Large buyers, including data center operators and manufacturers

  • Contract for firm, clean blocks. Sign contracts for 100 to 500 megawatt blocks that start between 2030 and 2032, with options for expansion. Keep pricing transparent and index only what you must.

  • Co-site selectively. Where water, land, and local policy line up, co-locate at repowered thermal sites to shorten interconnection timelines and reduce curtailment risk.

  • Monetize credits. If the project elects the production credit, offer to purchase transferred credits at a pre-agreed price floor. If the project elects the investment credit, provide bridge financing at a discount to the expected credit sale proceeds.

States

  • Set up a one-stop permit desk for repowering industrial sites. Publish a checklisted timeline. Guarantee 180-day decisions where federal reviews are complete.

  • Align workforce money with named projects. Fund classes that start when site work starts. Measure completion and placement, not enrollments.

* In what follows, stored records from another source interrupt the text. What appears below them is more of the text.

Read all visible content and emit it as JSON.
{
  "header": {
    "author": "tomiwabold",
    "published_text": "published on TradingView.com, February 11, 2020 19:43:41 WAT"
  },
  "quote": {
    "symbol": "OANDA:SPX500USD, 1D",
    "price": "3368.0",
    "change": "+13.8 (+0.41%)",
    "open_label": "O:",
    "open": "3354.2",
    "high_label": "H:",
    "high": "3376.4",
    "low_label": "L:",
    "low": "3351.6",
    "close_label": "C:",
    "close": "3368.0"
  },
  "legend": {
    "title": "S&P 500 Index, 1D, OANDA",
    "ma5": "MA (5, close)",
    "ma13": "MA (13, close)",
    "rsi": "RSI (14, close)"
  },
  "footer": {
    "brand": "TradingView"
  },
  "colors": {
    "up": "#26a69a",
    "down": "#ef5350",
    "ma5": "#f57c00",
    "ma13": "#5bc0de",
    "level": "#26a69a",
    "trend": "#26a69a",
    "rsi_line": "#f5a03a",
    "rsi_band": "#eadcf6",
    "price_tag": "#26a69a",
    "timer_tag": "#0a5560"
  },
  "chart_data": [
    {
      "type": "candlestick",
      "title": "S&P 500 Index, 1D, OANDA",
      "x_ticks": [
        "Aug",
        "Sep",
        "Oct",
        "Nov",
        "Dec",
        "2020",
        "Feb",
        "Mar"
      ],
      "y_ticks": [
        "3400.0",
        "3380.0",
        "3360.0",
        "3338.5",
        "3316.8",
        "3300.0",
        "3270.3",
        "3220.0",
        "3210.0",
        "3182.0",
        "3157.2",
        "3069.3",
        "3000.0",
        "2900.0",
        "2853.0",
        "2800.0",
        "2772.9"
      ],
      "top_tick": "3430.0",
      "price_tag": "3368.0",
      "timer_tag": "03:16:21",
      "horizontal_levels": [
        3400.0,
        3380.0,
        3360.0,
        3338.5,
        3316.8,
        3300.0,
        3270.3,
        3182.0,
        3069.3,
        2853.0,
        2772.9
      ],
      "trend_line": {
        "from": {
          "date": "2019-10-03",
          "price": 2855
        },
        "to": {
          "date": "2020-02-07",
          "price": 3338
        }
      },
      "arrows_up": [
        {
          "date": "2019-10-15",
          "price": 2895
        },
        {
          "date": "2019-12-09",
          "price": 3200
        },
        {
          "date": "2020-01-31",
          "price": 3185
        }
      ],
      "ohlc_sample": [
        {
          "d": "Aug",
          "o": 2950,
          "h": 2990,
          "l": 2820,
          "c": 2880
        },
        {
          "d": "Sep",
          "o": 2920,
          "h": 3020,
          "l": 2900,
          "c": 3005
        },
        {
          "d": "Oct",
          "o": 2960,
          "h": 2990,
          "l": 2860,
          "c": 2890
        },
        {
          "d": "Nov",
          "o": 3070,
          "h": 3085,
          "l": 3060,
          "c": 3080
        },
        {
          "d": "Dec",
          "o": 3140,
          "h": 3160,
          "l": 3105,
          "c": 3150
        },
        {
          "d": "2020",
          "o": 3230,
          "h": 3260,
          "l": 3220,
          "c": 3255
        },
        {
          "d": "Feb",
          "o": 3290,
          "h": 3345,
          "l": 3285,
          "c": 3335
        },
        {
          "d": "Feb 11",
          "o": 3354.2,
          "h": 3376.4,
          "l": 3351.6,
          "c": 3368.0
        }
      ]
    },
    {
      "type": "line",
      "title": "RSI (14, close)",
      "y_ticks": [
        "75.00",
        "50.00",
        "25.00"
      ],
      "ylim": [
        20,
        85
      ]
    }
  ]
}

The signal to suppliers: it is time to scale

From the perspective of a forge, a pump maker, or a controls integrator, 2025 was the year customers started acting like real buyers. NuScale's design approval, TerraPower's EIS, and the Palisades restart program give suppliers confidence that projects will not slip into the indefinite future. What they need now are multi-year volumes. If portfolio buyers place initial orders by 2027, suppliers can open additional shifts in 2028, ship first sets in 2029, and support synchronized startups in 2030 to 2032.

A pragmatic conclusion

Nuclear power does not need fanfare to succeed in the United States; it needs sequence, repetition, and cash flows that match construction. In 2025, those conditions finally came together. A first advanced reactor EIS, a fresh small modular design approval, and a historic restart moved nuclear from wish list to work list. Technology-neutral credits now convert kilowatt hours and capital budgets into bankable revenue. Rising data center demand is no longer an abstract idea; it is a site plan with a substation and a date.

The next move belongs to buyers. Utilities and hyperscalers that want clean, firm power at scale have a two-year window to lock in sites, components, and crews. If they place multi-gigawatt orders by 2027, the United States can bring a new fleet online early in the next decade. If they wait, the queue will fill with someone else's steel. The reboot is real; making it durable is a choice we can make on purpose.